O Tratado de Extradição entre Brasil e Itália de 1989 (Decreto n. 863/1993) cuida dos casos de recusa de extradição em seu art. 3.º e estabelece em seu n. I, alínea “e”, que a medida “não será concedida: (e) se o fato pelo qual é pedida for considerado, pela parte requerida, crime político”. Nos mesmos termos, impõe o art. 77, inciso VII, Lei n. 6.815/1980: “Não se concederá a extradição quando: VII - o fato constituir crime político”. E o art. 5.º, inciso LII, da nossa Constituição Federal, dispõe que “não será concedida extradição de estrangeiro por crime político ou de opinião”.
Como vimos, não pode ser esquecido que o § 2.º do art. 77 da Lei n. 6.815/1980 disciplina a competência para apreciação da natureza do crime: “caberá, exclusivamente, ao Supremo Tribunal Federal, a apreciação do caráter da infração”.
Se o STF não considerar o crime de natureza política, o Presidente da República encontrará limites para sua discricionariedade, pois não pertence a ele a apreciação da qualificação legal do delito.
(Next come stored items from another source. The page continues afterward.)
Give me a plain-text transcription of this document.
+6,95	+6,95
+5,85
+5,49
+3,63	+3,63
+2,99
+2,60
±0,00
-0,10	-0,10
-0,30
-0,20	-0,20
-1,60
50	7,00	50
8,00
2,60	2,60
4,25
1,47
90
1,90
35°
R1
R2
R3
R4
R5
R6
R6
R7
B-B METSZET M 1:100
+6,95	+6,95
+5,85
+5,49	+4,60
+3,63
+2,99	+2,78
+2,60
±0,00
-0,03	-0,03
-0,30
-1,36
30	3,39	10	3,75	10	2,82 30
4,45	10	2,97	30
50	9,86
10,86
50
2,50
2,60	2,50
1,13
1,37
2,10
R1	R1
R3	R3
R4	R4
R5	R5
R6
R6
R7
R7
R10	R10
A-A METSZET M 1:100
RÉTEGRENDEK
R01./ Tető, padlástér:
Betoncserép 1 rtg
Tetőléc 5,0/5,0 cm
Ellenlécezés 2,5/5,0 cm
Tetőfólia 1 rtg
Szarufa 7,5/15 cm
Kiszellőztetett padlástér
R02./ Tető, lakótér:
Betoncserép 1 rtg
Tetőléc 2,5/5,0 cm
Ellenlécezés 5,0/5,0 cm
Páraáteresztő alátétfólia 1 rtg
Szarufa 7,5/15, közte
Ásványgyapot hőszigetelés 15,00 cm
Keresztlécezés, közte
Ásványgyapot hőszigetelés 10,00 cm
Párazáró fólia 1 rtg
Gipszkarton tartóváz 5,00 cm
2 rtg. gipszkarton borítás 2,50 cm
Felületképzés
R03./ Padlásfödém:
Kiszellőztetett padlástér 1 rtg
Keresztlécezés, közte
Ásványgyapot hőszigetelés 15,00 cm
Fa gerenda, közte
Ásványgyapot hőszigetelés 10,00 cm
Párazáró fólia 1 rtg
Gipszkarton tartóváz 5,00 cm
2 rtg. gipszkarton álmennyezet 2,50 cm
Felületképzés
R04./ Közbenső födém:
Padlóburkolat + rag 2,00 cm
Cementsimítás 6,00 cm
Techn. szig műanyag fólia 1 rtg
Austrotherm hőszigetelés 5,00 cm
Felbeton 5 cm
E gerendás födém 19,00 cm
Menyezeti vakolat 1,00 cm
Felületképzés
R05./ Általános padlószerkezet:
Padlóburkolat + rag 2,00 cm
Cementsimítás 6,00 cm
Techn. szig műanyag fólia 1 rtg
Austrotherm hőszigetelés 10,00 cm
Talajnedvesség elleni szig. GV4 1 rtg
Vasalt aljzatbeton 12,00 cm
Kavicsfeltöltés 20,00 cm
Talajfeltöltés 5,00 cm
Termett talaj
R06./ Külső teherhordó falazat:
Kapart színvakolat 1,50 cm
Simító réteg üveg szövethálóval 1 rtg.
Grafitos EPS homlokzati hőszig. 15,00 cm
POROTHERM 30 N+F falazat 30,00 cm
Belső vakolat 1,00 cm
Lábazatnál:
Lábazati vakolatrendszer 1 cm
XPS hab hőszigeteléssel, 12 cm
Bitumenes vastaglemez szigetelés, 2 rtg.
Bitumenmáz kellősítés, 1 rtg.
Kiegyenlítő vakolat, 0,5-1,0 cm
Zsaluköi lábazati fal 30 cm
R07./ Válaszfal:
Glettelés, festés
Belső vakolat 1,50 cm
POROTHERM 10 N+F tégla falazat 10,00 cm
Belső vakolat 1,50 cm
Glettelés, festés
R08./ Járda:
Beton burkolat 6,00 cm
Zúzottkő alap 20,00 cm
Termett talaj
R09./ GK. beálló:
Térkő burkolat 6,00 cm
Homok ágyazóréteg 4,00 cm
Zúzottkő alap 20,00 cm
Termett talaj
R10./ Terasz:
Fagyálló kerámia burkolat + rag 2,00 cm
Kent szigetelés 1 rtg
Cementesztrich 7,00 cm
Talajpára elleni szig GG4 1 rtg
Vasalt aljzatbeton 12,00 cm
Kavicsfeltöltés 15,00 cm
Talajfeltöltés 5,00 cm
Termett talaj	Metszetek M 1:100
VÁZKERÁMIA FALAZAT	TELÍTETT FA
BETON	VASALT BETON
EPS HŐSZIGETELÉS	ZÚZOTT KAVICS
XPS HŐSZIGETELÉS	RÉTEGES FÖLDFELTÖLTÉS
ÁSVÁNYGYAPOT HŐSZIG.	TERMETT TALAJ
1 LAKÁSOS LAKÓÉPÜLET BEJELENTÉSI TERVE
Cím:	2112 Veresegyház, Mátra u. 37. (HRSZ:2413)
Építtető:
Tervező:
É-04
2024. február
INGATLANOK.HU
Assim, não obstante a própria Corte entender que a extradição deve observar a conveniência e oportunidade do Estado, o Chefe do Executivo apenas atuará com discricionariedade se o delito for considerado político. E o Pretório Excelso afirmou decididamente que os fatos objeto da questão são crimes comuns. Ora, se os delitos se mostram de qualificação comum, análise de competência exclusiva do STF, como é que no âmbito do Poder Executivo podem ser considerados políticos, contrariando decisão da mais alta Corte do país?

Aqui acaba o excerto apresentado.